I Want You (1951)
10/10
The same "verse" for every war
11 April 2021
So many reviewers have missed the mark in reviewing this film which I started watching again just a few minutes ago. The intrusion of war, with its unfairness, waste, and death, shown in this film reminded me so much of the Vietnam era which I lived through as a young woman of the baby-boomer generation. As a result, I felt compelled to write this review.

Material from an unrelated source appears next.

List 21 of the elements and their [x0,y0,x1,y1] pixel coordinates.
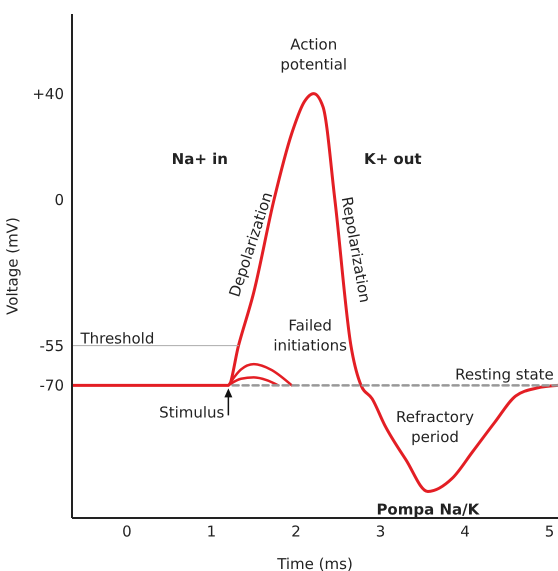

Oceanchick accurately described so many factual aspects of the film, but I believe she misinterpreted the objectives of the plot and dialogue. Other reviewers claimed many scenes were underplayed, but I believe this kind of understatement was intentional so that the viewer's mind could expand to envision the deceit, horror, and.death about to be unleashed on the innocent, trapped characters. I saw so much of this.tragedy looming in my peers' lives during Vietnam, along with the ignorance, selfishness, and indifference of parents who willingly wanted to be lied to, to be told the war would bring prosperity as World War II had, and to be told their sons were being sent to an "adventure" no more dangerous than a church picnic or Boy Scout Camp. Of course, everything was wrapped in the flag of patriotism. The worst cruelty was the feigned indifference of a draft board so that the local big-wigs serving on it could use the war as a way to eliminate young men they considered losers, young men they did not like, or young men they believed "unworthy" of their daughters. If I were to put the whole scene into a nutshell, I would call it "Lies and Death.".

Some reviewers called this film a pro-war propaganda film, but I believe it is just the opposite: a war protest film that shows how a war impacts everyone in a society and how a draft board is a merchant of death. If there ever was an advertisement for an all-volunteer army, this film is it.